Klasuen just watched him go, and shook his head. “Motherfucker.” He mumbled. Angry and pumped, he declared, “I want to kick his ass.”

“Well you know, you ought to do something to his room.” I agitated. Demostarting how, being a provocateur was one of my natural geniuses.

“Good idea man. Let’s go!”

Off we went on a merry ride of fortune and fun. To the back of the house we ran. I pointed out the door, and Klausen slammed his shoulder into the door, bursting it open.

That was when I saw the kink in the plan. “Trashing Jason’s room” is a bit of an oxymoron, as there was little we could do to damage it that Jason had not already done. It was filthy, disgusting, covered in grime. No one would go near the bed, and his clothes were all piled in a corner, waiting for their yearly wash. It looked like some wild beast had been penned up there, and built a nest in the corner.

Still we gave it the good old college try, and did our best to make chaos out of chaos. The drawers were pulled out of the dresser and all of their contents dumped onto the floor. The closet was ripped open and hangers, unused in an age, were tossed about. Klausen then discovered a jar of pennies and had a great time spinning in a circle letting them fly about helter skelter.

To me something was missing, and I knew what it was. I had to point out to everyone which was Jason’s room. We needed a marker to identify it as such, in case we needed to come back at a later date. I went into the kitchen to look for a useful medium for the sign. In one of the smudged glass cabinets I discovered an old bottle of soy sauce. Perfect. I went back to the room, which now had various pieces of paper fluttering about it, and wrote Jason’s Place on the wall. I knew he’d be pleased at my thoughtfulness.

The game wound down, as everything that could be tossed on the floor was on the floor. Boredom now settled in. Cathy said she was tired, and Klasuen decided, “Fuck it. Let’s get out of here.” We said our fond farewells, and they departed into the night. I remained to enjoy what was let of the evening.

A few hours later. Jason returned, and soon followed Aaron and Ann. Shaking with rage, and his buzz completely killed, Jason stepped into his room and hollowed at the destruction there. Ann, Aaron and I went to look.

Jason stood in the middle of the wreckage, fists clenched in impotent fury.

“Jesus Jason,” I said, “What did you do?”


8 Responses

  1. An ecellent post and well worth the wait! Now that you have dredged this up, I have a dim recollection of having heard about this after the fact.

    I’m assuming Rai-Ann wasn’t there or Jason would not have been hitting on Cathy, or she would have protected him from Klausen.

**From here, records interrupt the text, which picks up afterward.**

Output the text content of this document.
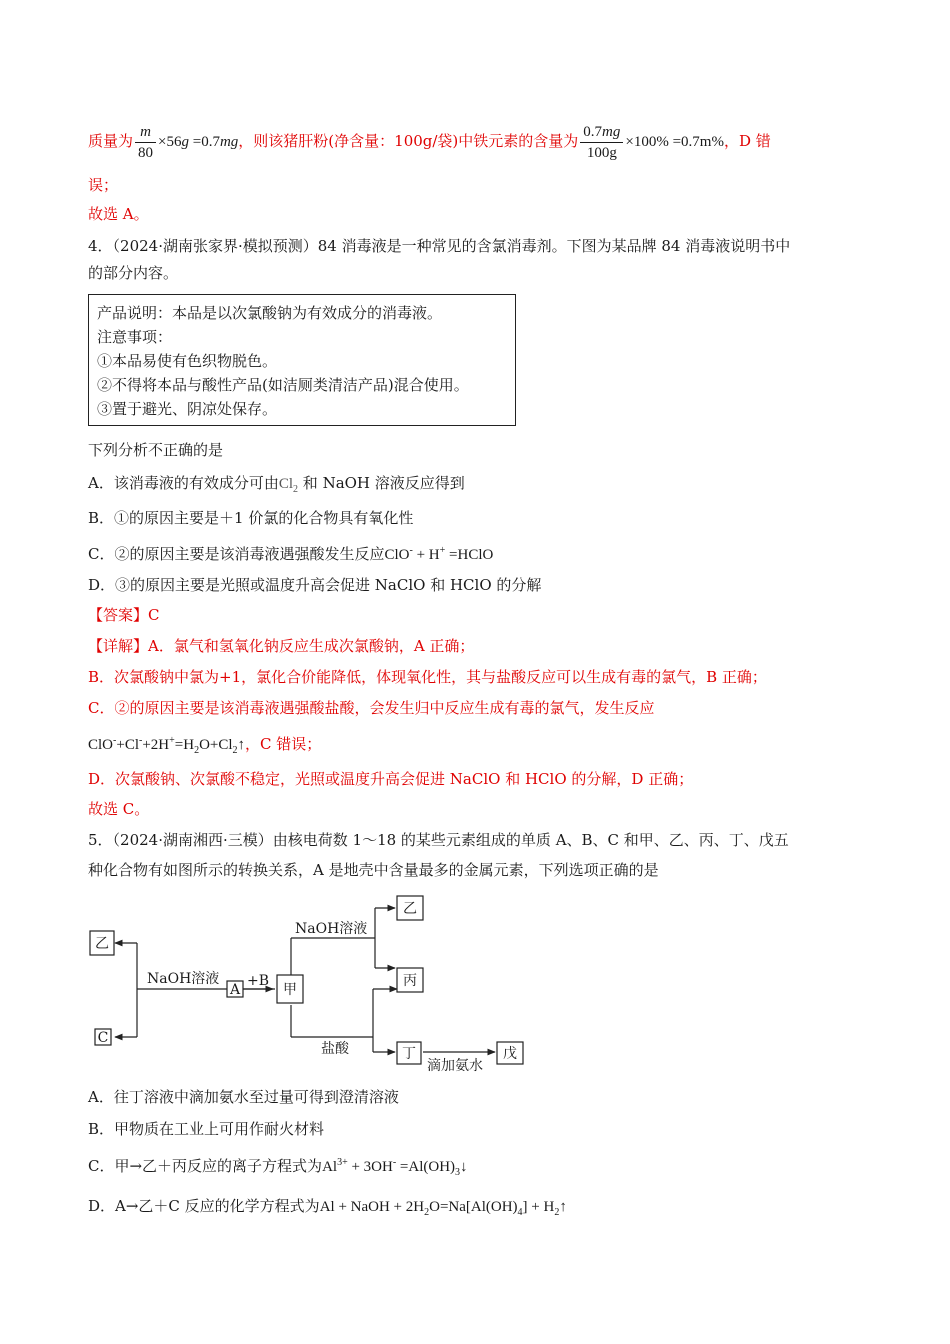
质量为 $\frac{m}{80} \times 56g =0.7mg$，则该猪肝粉(净含量：100g/袋)中铁元素的含量为 $\frac{0.7mg}{100g} \times 100\% =0.7m\%$，D 错
误；
故选 A。
4．（2024·湖南张家界·模拟预测）84 消毒液是一种常见的含氯消毒剂。下图为某品牌 84 消毒液说明书中
的部分内容。
产品说明：本品是以次氯酸钠为有效成分的消毒液。
注意事项：
①本品易使有色织物脱色。
②不得将本品与酸性产品(如洁厕类清洁产品)混合使用。
③置于避光、阴凉处保存。
下列分析不正确的是
A．该消毒液的有效成分可由$Cl_2$ 和 NaOH 溶液反应得到
B．①的原因主要是＋1 价氯的化合物具有氧化性
C．②的原因主要是该消毒液遇强酸发生反应ClO- + H+ =HClO
D．③的原因主要是光照或温度升高会促进 NaClO 和 HClO 的分解
【答案】C
【详解】A．氯气和氢氧化钠反应生成次氯酸钠，A 正确；
B．次氯酸钠中氯为+1，氯化合价能降低，体现氧化性，其与盐酸反应可以生成有毒的氯气，B 正确；
C．②的原因主要是该消毒液遇强酸盐酸，会发生归中反应生成有毒的氯气，发生反应
$ClO^-+Cl^-+2H^+=H_2O+Cl_2↑$，C 错误；
D．次氯酸钠、次氯酸不稳定，光照或温度升高会促进 NaClO 和 HClO 的分解，D 正确；
故选 C。
5．（2024·湖南湘西·三模）由核电荷数 1～18 的某些元素组成的单质 A、B、C 和甲、乙、丙、丁、戊五
种化合物有如图所示的转换关系，A 是地壳中含量最多的金属元素，下列选项正确的是
乙
C
NaOH溶液
A
+B
甲
NaOH溶液
乙
丙
盐酸	丁
滴加氨水
戊
A．往丁溶液中滴加氨水至过量可得到澄清溶液
B．甲物质在工业上可用作耐火材料
C．甲→乙＋丙反应的离子方程式为$Al^{3+} + 3OH^-$ $=Al(OH)_3↓$
D．A→乙＋C 反应的化学方程式为Al + NaOH + $2H_2O=Na[Al(OH)_4]$ + $H_2↑$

    The question has now come up a few times. How did we know Clan Frank again? Was my assumption that Schultz met them at ECC City campus correct?

  2. Good post. I didn’t know you modified Jason’s words as he left the backyard, but if I had put any thought into it the obviousness was there.

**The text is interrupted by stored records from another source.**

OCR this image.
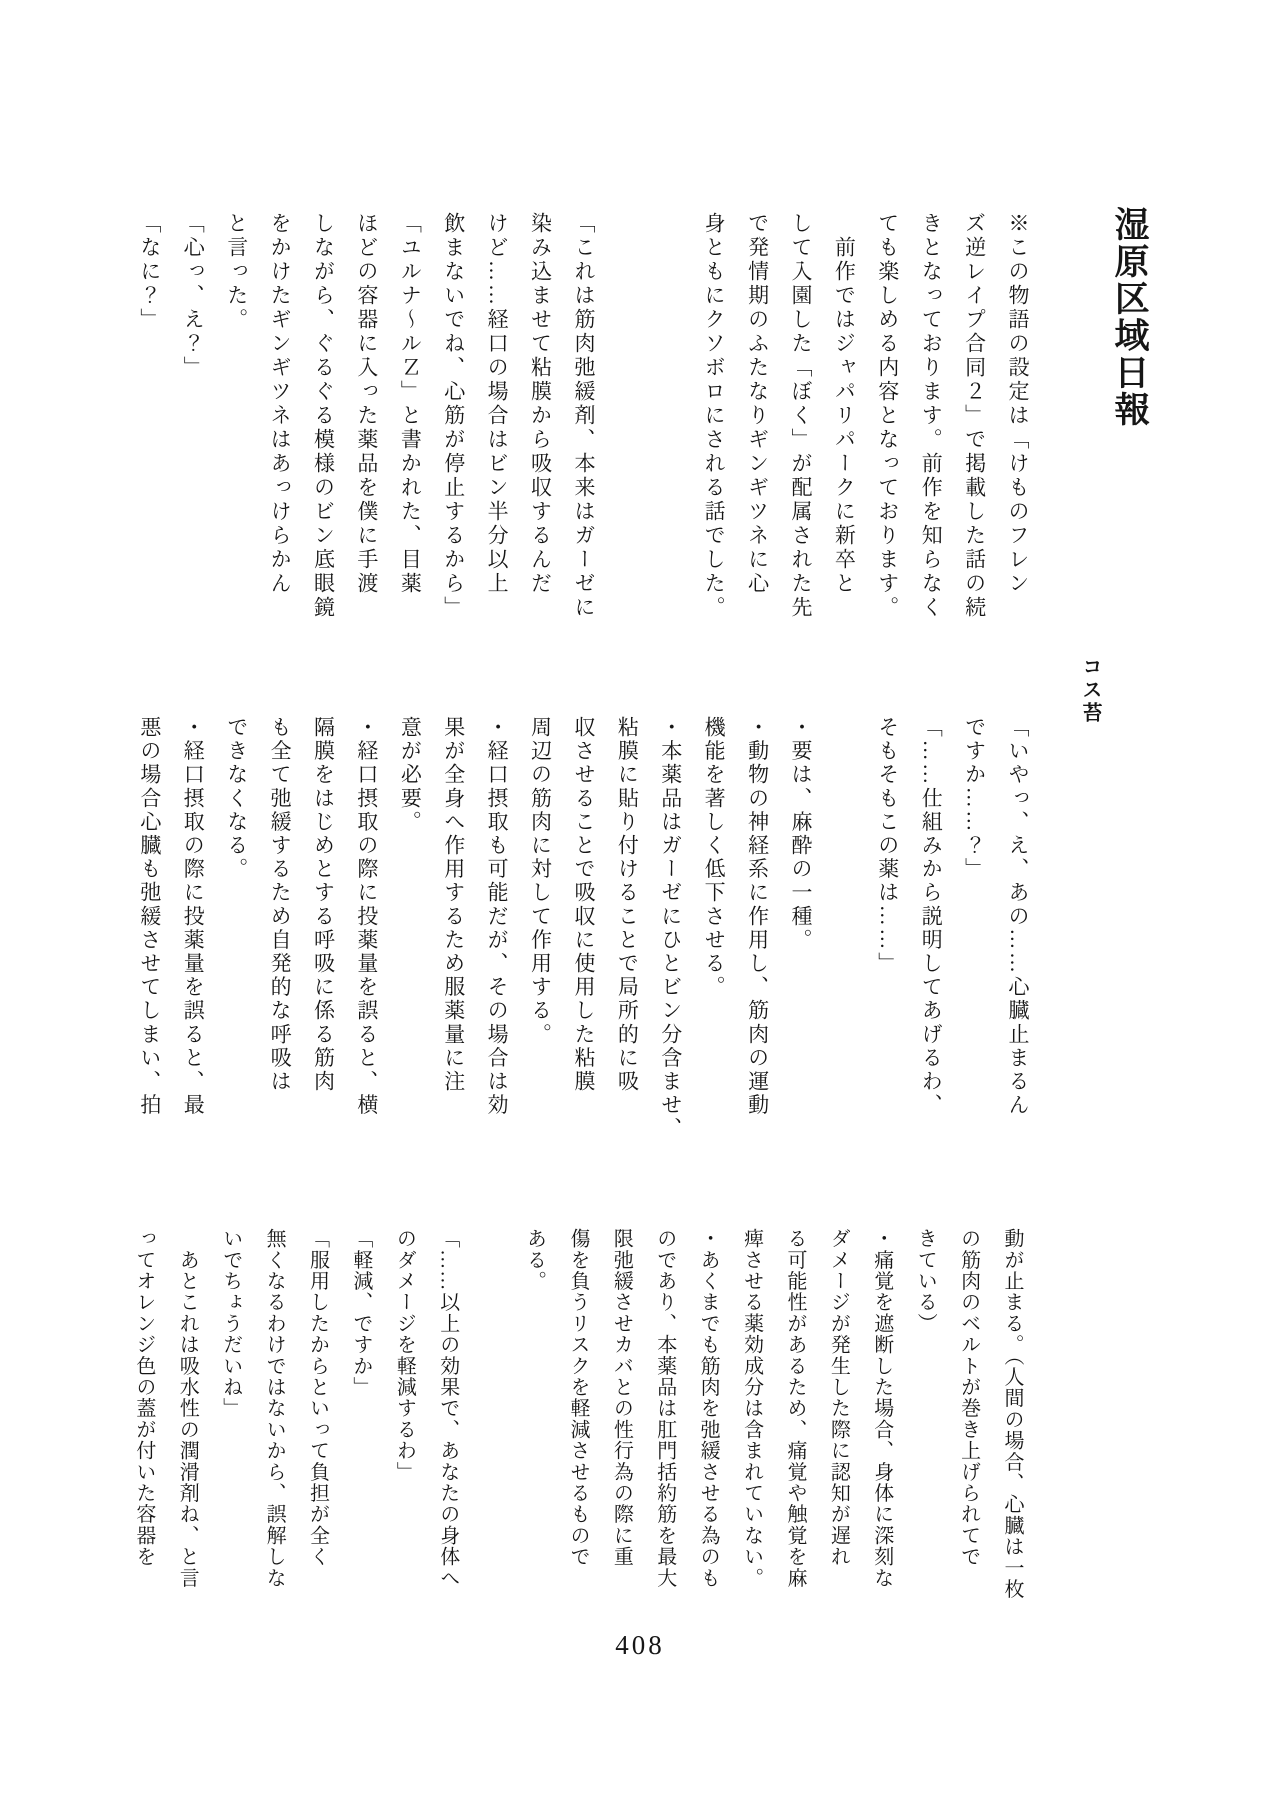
湿原区域日報
コス苔
※この物語の設定は「けものフレン
ズ逆レイプ合同２」で掲載した話の続
きとなっております。前作を知らなく
ても楽しめる内容となっております。
　前作ではジャパリパークに新卒と
して入園した「ぼく」が配属された先
で発情期のふたなりギンギツネに心
身ともにクソボロにされる話でした。

「これは筋肉弛緩剤、本来はガーゼに
染み込ませて粘膜から吸収するんだ
けど……経口の場合はビン半分以上
飲まないでね、心筋が停止するから」
「ユルナ〜ルＺ」と書かれた、目薬
ほどの容器に入った薬品を僕に手渡
しながら、ぐるぐる模様のビン底眼鏡
をかけたギンギツネはあっけらかん
と言った。
「心っ、え？」
「なに？」
「いやっ、え、あの……心臓止まるん
ですか……？」
「……仕組みから説明してあげるわ、
そもそもこの薬は……」

・要は、麻酔の一種。
・動物の神経系に作用し、筋肉の運動
機能を著しく低下させる。
・本薬品はガーゼにひとビン分含ませ、
粘膜に貼り付けることで局所的に吸
収させることで吸収に使用した粘膜
周辺の筋肉に対して作用する。
・経口摂取も可能だが、その場合は効
果が全身へ作用するため服薬量に注
意が必要。
・経口摂取の際に投薬量を誤ると、横
隔膜をはじめとする呼吸に係る筋肉
も全て弛緩するため自発的な呼吸は
できなくなる。
・経口摂取の際に投薬量を誤ると、最
悪の場合心臓も弛緩させてしまい、拍
動が止まる。（人間の場合、心臓は一枚
の筋肉のベルトが巻き上げられてで
きている）
・痛覚を遮断した場合、身体に深刻な
ダメージが発生した際に認知が遅れ
る可能性があるため、痛覚や触覚を麻
痺させる薬効成分は含まれていない。
・あくまでも筋肉を弛緩させる為のも
のであり、本薬品は肛門括約筋を最大
限弛緩させカバとの性行為の際に重
傷を負うリスクを軽減させるもので
ある。

「……以上の効果で、あなたの身体へ
のダメージを軽減するわ」
「軽減、ですか」
「服用したからといって負担が全く
無くなるわけではないから、誤解しな
いでちょうだいね」
　あとこれは吸水性の潤滑剤ね、と言
ってオレンジ色の蓋が付いた容器を
408
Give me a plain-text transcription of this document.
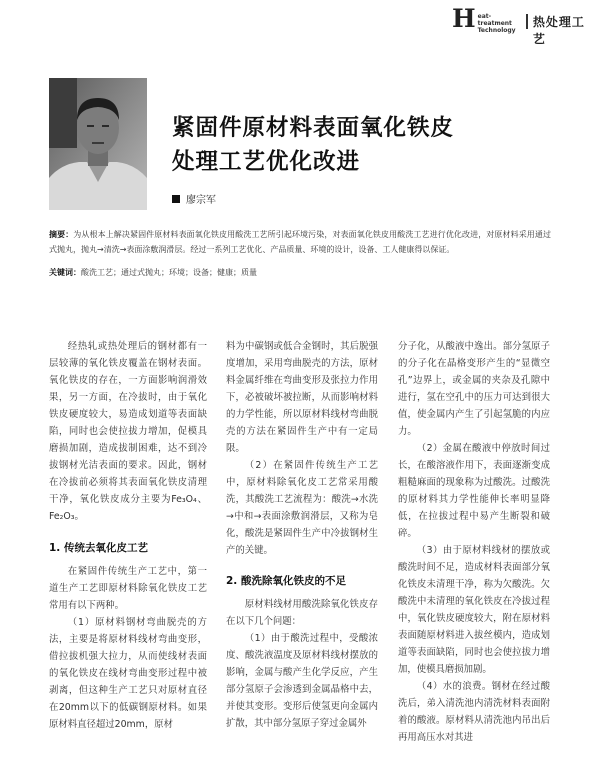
H eat-treatment
Technology
热处理工艺
紧固件原材料表面氧化铁皮
处理工艺优化改进
廖宗军

摘要：为从根本上解决紧固件原材料表面氧化铁皮用酸洗工艺所引起环境污染，对表面氧化铁皮用酸洗工艺进行优化改进，对原材料采用通过式抛丸，抛丸→清洗→表面涂敷润滑层。经过一系列工艺优化、产品质量、环境的设计，设备、工人健康得以保证。

关键词：酸洗工艺；通过式抛丸；环境；设备；健康；质量

经热轧或热处理后的钢材都有一层较薄的氧化铁皮覆盖在钢材表面。氧化铁皮的存在，一方面影响润滑效果，另一方面，在冷拔时，由于氧化铁皮硬度较大，易造成划道等表面缺陷，同时也会使拉拔力增加，促模具磨损加剧，造成拔制困难，达不到冷拔钢材光洁表面的要求。因此，钢材在冷拔前必须将其表面氧化铁皮清理干净，氧化铁皮成分主要为Fe₃O₄、Fe₂O₃。

1. 传统去氧化皮工艺

在紧固件传统生产工艺中，第一道生产工艺即原材料除氧化铁皮工艺常用有以下两种。

（1）原材料钢材弯曲脱壳的方法，主要是将原材料线材弯曲变形，借拉拔机强大拉力，从而使线材表面的氧化铁皮在线材弯曲变形过程中被剥离，但这种生产工艺只对原材直径在20mm以下的低碳钢原材料。如果原材料直径超过20mm，原材

料为中碳钢或低合金钢时，其后脱强度增加，采用弯曲脱壳的方法，原材料金属纤维在弯曲变形及张拉力作用下，必被破坏被拉断，从而影响材料的力学性能，所以原材料线材弯曲脱壳的方法在紧固件生产中有一定局限。

（2）在紧固件传统生产工艺中，原材料除氧化皮工艺常采用酸洗，其酸洗工艺流程为：酸洗→水洗→中和→表面涂敷润滑层，又称为皂化，酸洗是紧固件生产中冷拔钢材生产的关键。

2. 酸洗除氧化铁皮的不足

原材料线材用酸洗除氧化铁皮存在以下几个问题：

（1）由于酸洗过程中，受酸浓度、酸洗液温度及原材料线材摆放的影响，金属与酸产生化学反应，产生部分氢原子会渗透到金属晶格中去，并使其变形。变形后使氢更向金属内扩散，其中部分氢原子穿过金属外

分子化，从酸液中逸出。部分氢原子的分子化在晶格变形产生的“显微空孔”边界上，或金属的夹杂及孔隙中进行，氢在空孔中的压力可达到很大值，使金属内产生了引起氢脆的内应力。

（2）金属在酸液中停放时间过长，在酸溶液作用下，表面逐渐变成粗糙麻面的现象称为过酸洗。过酸洗的原材料其力学性能伸长率明显降低，在拉拔过程中易产生断裂和破碎。

（3）由于原材料线材的摆放或酸洗时间不足，造成材料表面部分氧化铁皮未清理干净，称为欠酸洗。欠酸洗中未清理的氧化铁皮在冷拔过程中，氧化铁皮硬度较大，附在原材料表面随原材料进入拔丝模内，造成划道等表面缺陷，同时也会使拉拔力增加，使模具磨损加剧。

（4）水的浪费。钢材在经过酸洗后，弟入清洗池内清洗材料表面附着的酸液。原材料从清洗池内吊出后再用高压水对其进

    Yes, the connection to Clan Frank was what?

    BTW, faithful readers, this marked the 100th post, a feat we reached quite quickly. I expect the next 100 stories to be just as entertaining. Even if we find the boast of “endless stories” rather exaggerated, I expect we will all be entertained in retirement by reading posts from our favorite blog, albeit through cyber-eyes, or some such techno-deal.

  3. Oh, and nice hidden Red Dwarf reference!

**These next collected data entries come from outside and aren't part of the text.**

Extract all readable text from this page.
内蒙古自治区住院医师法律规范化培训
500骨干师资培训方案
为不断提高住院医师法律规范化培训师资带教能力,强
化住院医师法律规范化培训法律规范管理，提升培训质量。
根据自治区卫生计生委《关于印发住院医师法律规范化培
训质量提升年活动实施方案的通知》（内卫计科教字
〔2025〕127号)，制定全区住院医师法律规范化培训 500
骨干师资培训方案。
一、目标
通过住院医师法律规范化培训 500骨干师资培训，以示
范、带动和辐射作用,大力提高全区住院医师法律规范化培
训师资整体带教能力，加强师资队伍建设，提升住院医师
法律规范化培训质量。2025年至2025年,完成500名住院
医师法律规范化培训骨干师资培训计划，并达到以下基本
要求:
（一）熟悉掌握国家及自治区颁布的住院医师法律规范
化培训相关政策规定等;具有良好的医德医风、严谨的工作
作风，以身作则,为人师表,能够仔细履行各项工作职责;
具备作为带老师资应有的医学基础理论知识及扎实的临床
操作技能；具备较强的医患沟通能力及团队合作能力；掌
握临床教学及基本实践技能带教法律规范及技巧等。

  4. Thank you. I was wondering if anyone was going to get the reference.

    From what I remember Schultz met the Franks and associates through Pete Okartz, whom Matt was hanging out with a lot of the time. Schultz had access to a vehicle and was willing to drive people around, and thus quickly became popular among them.

  5. I know what you mean. I’ve used dozens now from different sources most of us should get, but no one has ever commented.

    I guess the question is now, how did Matt know Pete Okartz?

  6. Matt met Pete at Rocky Horror. Pete used to come semi-regularly. I guess they becmae friends because they were equally vapid.

  7. I’ve noticed the references, I just didn’t think to comment on them.

  8. I kept telling you, he couldn’t have met clan Frank at ECC since they were high school students or dropouts.